General guidelines

General principles for creating and managing rqlite clusters

Why run a cluster?

Firstly, you don’t have to run a cluster to use rqlite. A single-node rqlite system will work perfectly fine, and many people do that as they like having a SQLite database available over the network. You won’t have a highly-available system of course, and if that single node goes offline, you’ll need to restart it.

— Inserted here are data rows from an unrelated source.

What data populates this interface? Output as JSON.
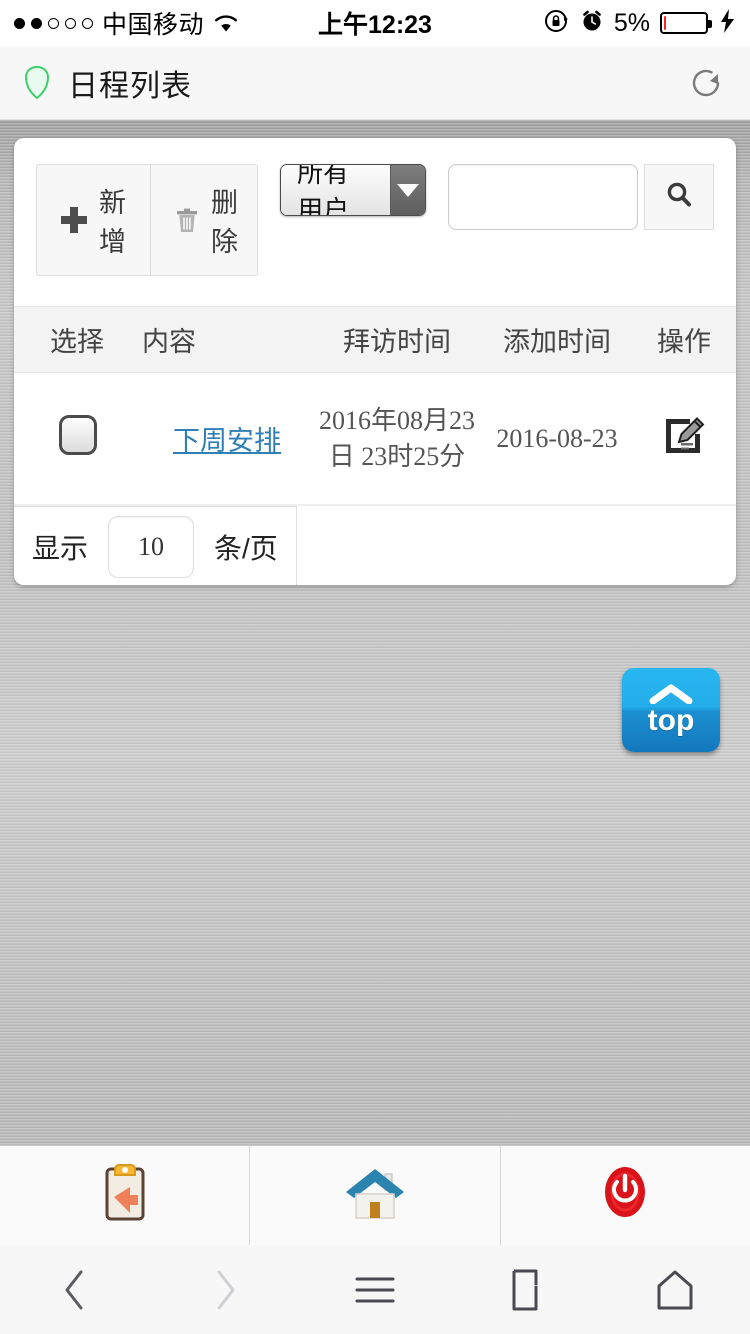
{
  "status_bar": {
    "signal_dots_filled": 2,
    "signal_dots_total": 5,
    "carrier": "中国移动",
    "wifi_icon": "wifi-icon",
    "time": "上午12:23",
    "rotation_lock_icon": "rotation-lock-icon",
    "alarm_icon": "alarm-icon",
    "battery_percent": "5%",
    "battery_level": 5,
    "charging_icon": "charging-bolt-icon"
  },
  "browser_header": {
    "security_icon": "green-shield-icon",
    "title": "日程列表",
    "refresh_icon": "refresh-icon"
  },
  "toolbar": {
    "add_label": "新增",
    "add_icon": "plus-icon",
    "delete_label": "删除",
    "delete_icon": "trash-icon",
    "user_filter_value": "所有用户",
    "dropdown_icon": "chevron-down-icon",
    "search_value": "",
    "search_placeholder": "",
    "search_icon": "search-icon"
  },
  "table": {
    "headers": {
      "select": "选择",
      "content": "内容",
      "visit_time": "拜访时间",
      "add_time": "添加时间",
      "action": "操作"
    },
    "rows": [
      {
        "checked": false,
        "content": "下周安排",
        "visit_time": "2016年08月23日 23时25分",
        "add_time": "2016-08-23",
        "action_icon": "edit-pencil-icon"
      }
    ]
  },
  "pager": {
    "prefix": "显示",
    "page_size": "10",
    "suffix": "条/页"
  },
  "back_to_top": {
    "label": "top",
    "icon": "chevron-up-icon"
  },
  "app_tabs": [
    {
      "name": "records",
      "icon": "clipboard-back-icon"
    },
    {
      "name": "home",
      "icon": "house-icon"
    },
    {
      "name": "logout",
      "icon": "power-icon"
    }
  ],
  "browser_nav": [
    {
      "name": "back",
      "icon": "chevron-left-icon",
      "enabled": true
    },
    {
      "name": "forward",
      "icon": "chevron-right-icon",
      "enabled": false
    },
    {
      "name": "menu",
      "icon": "hamburger-icon",
      "enabled": true
    },
    {
      "name": "tabs",
      "icon": "tabs-page-icon",
      "enabled": true
    },
    {
      "name": "home",
      "icon": "home-pentagon-icon",
      "enabled": true
    }
  ],
  "colors": {
    "link": "#3080b8",
    "shield": "#3ecf6a",
    "top_button": "#23ade9",
    "battery_low": "#f22222"
  }
}
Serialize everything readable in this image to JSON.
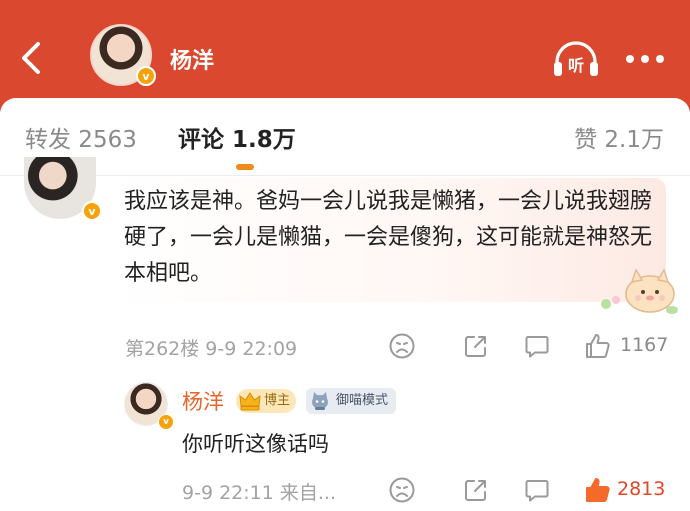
{
  "header": {
    "username": "杨洋",
    "verified_badge": "v",
    "icons": [
      "back-icon",
      "listen-icon",
      "more-icon"
    ],
    "background_color": "#d9482f"
  },
  "tabs": [
    {
      "label": "转发 2563",
      "active": false
    },
    {
      "label": "评论 1.8万",
      "active": true
    },
    {
      "label": "赞 2.1万",
      "active": false
    }
  ],
  "accent_color": "#f08a1b",
  "comment": {
    "verified_badge": "v",
    "text": "我应该是神。爸妈一会儿说我是懒猪，一会儿说我翅膀硬了，一会儿是懒猫，一会是傻狗，这可能就是神怒无本相吧。",
    "meta": "第262楼 9-9 22:09",
    "like_count": "1167",
    "sticker": "cat-sticker"
  },
  "reply": {
    "username": "杨洋",
    "verified_badge": "v",
    "badge_blogger": "博主",
    "badge_mode": "御喵模式",
    "text": "你听听这像话吗",
    "meta": "9-9 22:11 来自...",
    "like_count": "2813",
    "liked": true
  }
}
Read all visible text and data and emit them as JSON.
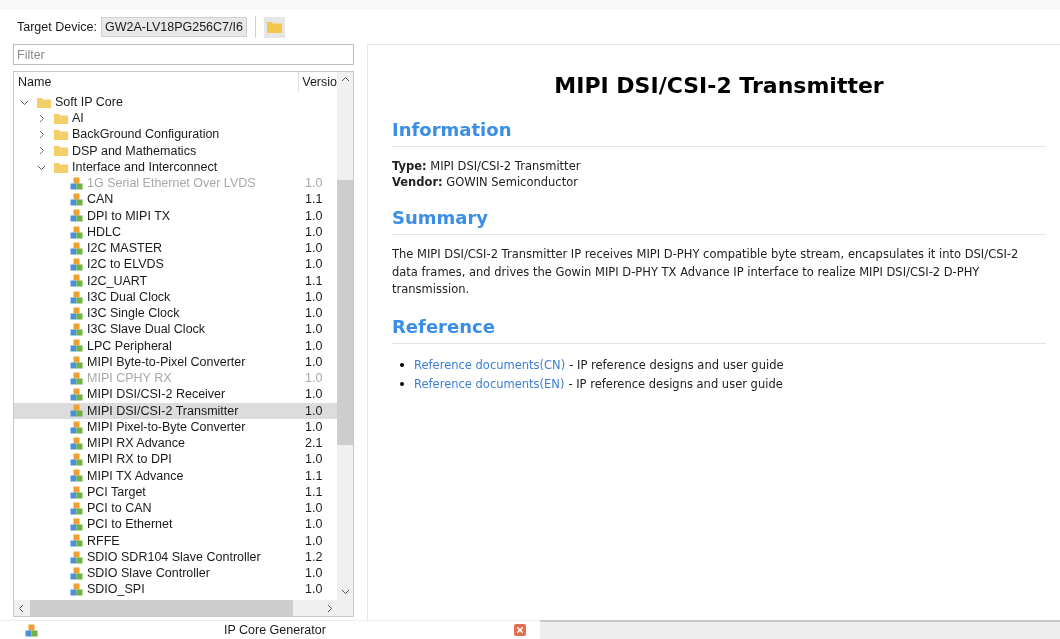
{
  "toolbar": {
    "label": "Target Device:",
    "device": "GW2A-LV18PG256C7/I6"
  },
  "filter": {
    "placeholder": "Filter"
  },
  "tree": {
    "columns": [
      "Name",
      "Versio"
    ],
    "items": [
      {
        "kind": "folder",
        "name": "Soft IP Core",
        "expanded": true,
        "children": [
          {
            "kind": "folder",
            "name": "AI",
            "expanded": false
          },
          {
            "kind": "folder",
            "name": "BackGround Configuration",
            "expanded": false
          },
          {
            "kind": "folder",
            "name": "DSP and Mathematics",
            "expanded": false
          },
          {
            "kind": "folder",
            "name": "Interface and Interconnect",
            "expanded": true,
            "children": [
              {
                "kind": "ip",
                "name": "1G Serial Ethernet Over LVDS",
                "version": "1.0",
                "disabled": true,
                "selected": false
              },
              {
                "kind": "ip",
                "name": "CAN",
                "version": "1.1",
                "disabled": false,
                "selected": false
              },
              {
                "kind": "ip",
                "name": "DPI to MIPI TX",
                "version": "1.0",
                "disabled": false,
                "selected": false
              },
              {
                "kind": "ip",
                "name": "HDLC",
                "version": "1.0",
                "disabled": false,
                "selected": false
              },
              {
                "kind": "ip",
                "name": "I2C MASTER",
                "version": "1.0",
                "disabled": false,
                "selected": false
              },
              {
                "kind": "ip",
                "name": "I2C to ELVDS",
                "version": "1.0",
                "disabled": false,
                "selected": false
              },
              {
                "kind": "ip",
                "name": "I2C_UART",
                "version": "1.1",
                "disabled": false,
                "selected": false
              },
              {
                "kind": "ip",
                "name": "I3C Dual Clock",
                "version": "1.0",
                "disabled": false,
                "selected": false
              },
              {
                "kind": "ip",
                "name": "I3C Single Clock",
                "version": "1.0",
                "disabled": false,
                "selected": false
              },
              {
                "kind": "ip",
                "name": "I3C Slave Dual Clock",
                "version": "1.0",
                "disabled": false,
                "selected": false
              },
              {
                "kind": "ip",
                "name": "LPC Peripheral",
                "version": "1.0",
                "disabled": false,
                "selected": false
              },
              {
                "kind": "ip",
                "name": "MIPI Byte-to-Pixel Converter",
                "version": "1.0",
                "disabled": false,
                "selected": false
              },
              {
                "kind": "ip",
                "name": "MIPI CPHY RX",
                "version": "1.0",
                "disabled": true,
                "selected": false
              },
              {
                "kind": "ip",
                "name": "MIPI DSI/CSI-2 Receiver",
                "version": "1.0",
                "disabled": false,
                "selected": false
              },
              {
                "kind": "ip",
                "name": "MIPI DSI/CSI-2 Transmitter",
                "version": "1.0",
                "disabled": false,
                "selected": true
              },
              {
                "kind": "ip",
                "name": "MIPI Pixel-to-Byte Converter",
                "version": "1.0",
                "disabled": false,
                "selected": false
              },
              {
                "kind": "ip",
                "name": "MIPI RX Advance",
                "version": "2.1",
                "disabled": false,
                "selected": false
              },
              {
                "kind": "ip",
                "name": "MIPI RX to DPI",
                "version": "1.0",
                "disabled": false,
                "selected": false
              },
              {
                "kind": "ip",
                "name": "MIPI TX Advance",
                "version": "1.1",
                "disabled": false,
                "selected": false
              },
              {
                "kind": "ip",
                "name": "PCI Target",
                "version": "1.1",
                "disabled": false,
                "selected": false
              },
              {
                "kind": "ip",
                "name": "PCI to CAN",
                "version": "1.0",
                "disabled": false,
                "selected": false
              },
              {
                "kind": "ip",
                "name": "PCI to Ethernet",
                "version": "1.0",
                "disabled": false,
                "selected": false
              },
              {
                "kind": "ip",
                "name": "RFFE",
                "version": "1.0",
                "disabled": false,
                "selected": false
              },
              {
                "kind": "ip",
                "name": "SDIO SDR104 Slave Controller",
                "version": "1.2",
                "disabled": false,
                "selected": false
              },
              {
                "kind": "ip",
                "name": "SDIO Slave Controller",
                "version": "1.0",
                "disabled": false,
                "selected": false
              },
              {
                "kind": "ip",
                "name": "SDIO_SPI",
                "version": "1.0",
                "disabled": false,
                "selected": false
              }
            ]
          }
        ]
      }
    ]
  },
  "doc": {
    "title": "MIPI DSI/CSI-2 Transmitter",
    "sections": [
      {
        "heading": "Information",
        "kind": "fields",
        "fields": [
          {
            "label": "Type:",
            "value": "MIPI DSI/CSI-2 Transmitter"
          },
          {
            "label": "Vendor:",
            "value": "GOWIN Semiconductor"
          }
        ]
      },
      {
        "heading": "Summary",
        "kind": "text",
        "text": "The MIPI DSI/CSI-2 Transmitter IP receives MIPI D-PHY compatible byte stream, encapsulates it into DSI/CSI-2 data frames, and drives the Gowin MIPI D-PHY TX Advance IP interface to realize MIPI DSI/CSI-2 D-PHY transmission."
      },
      {
        "heading": "Reference",
        "kind": "links",
        "links": [
          {
            "link": "Reference documents(CN)",
            "text": "- IP reference designs and user guide"
          },
          {
            "link": "Reference documents(EN)",
            "text": "- IP reference designs and user guide"
          }
        ]
      }
    ]
  },
  "bottom_tab": {
    "title": "IP Core Generator"
  }
}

Running a cluster, however, provides fault tolerance and high availability. Even if some nodes fail, your rqlite system remains online. This means minimal downtime, greater reliability, and continuous access to your database, even during unexpected outages.

Practical cluster size

Before you run a cluster it can help to understand the basic requirement for systems built on the Raft protocol. For a cluster of N nodes in size to remain operational, at least (N/2)+1 nodes must be up and running, and be in contact with each other. For a single-node system (N=1) then (obviously) that single node must be running. For a 3-node cluster (N=3) at least 2 nodes must be running. For N=5, at least 3 nodes should be running, and so on.

Clusters of 3, 5, 7, or 9, nodes are most practical Clusters of those sizes can tolerate failures of 1, 2, 3, and 4 nodes respectively. It also doesn’t make much sense to run clusters with an even number of nodes.

Clusters with a larger number of nodes start to become unwieldy, due to the number of nodes that must be contacted before a database change can take place. There is no intrinsic limit to the number of nodes comprising a cluster, but the operational overload may increase with little benefit.

Read-only nodes

It is possible to run larger clusters if you just need nodes from which you only need to read. When it comes to the Raft protocol, these nodes do not count towards N, since they do not vote.

Creating a cluster

This section describes manually creating a cluster. If you wish rqlite nodes to automatically find other, and form a cluster, check out auto-clustering.

Let’s say you have 3 host machines, host1, host2, and host3, and that each of these hostnames resolves to an IP address reachable from the other hosts. Instead of hostnames you can use the IP address directly if you wish.

To create a cluster you must first launch a node that can act as the initial leader. Do this as follows on host1:

# Run this on host 1:
$ rqlited -node-id 1 -http-addr host1:4001 -raft-addr host1:4002 ~/node

It’s called the “Raft” address because that will be the port the node will use for communications related to the Raft distributed consensus protocol.

With this command a single node is started, listening for client requests on port 4001 and listening on port 4002 for intra-cluster communication requests from other nodes. Note that the addresses passed to -http-addr and -raft-addr must be reachable from other nodes so that nodes can find each other over the network – these addresses will be broadcast to other nodes during the Join operation. If a node needs to bind to one address, but advertise a different address to other nodes, you must also set -http-adv-addr and -raft-adv-addr.

-node-id can be any string, as long as it’s unique for the cluster. It also shouldn’t change, once chosen for this node. The network addresses can change however. This node stores its state in ~/node.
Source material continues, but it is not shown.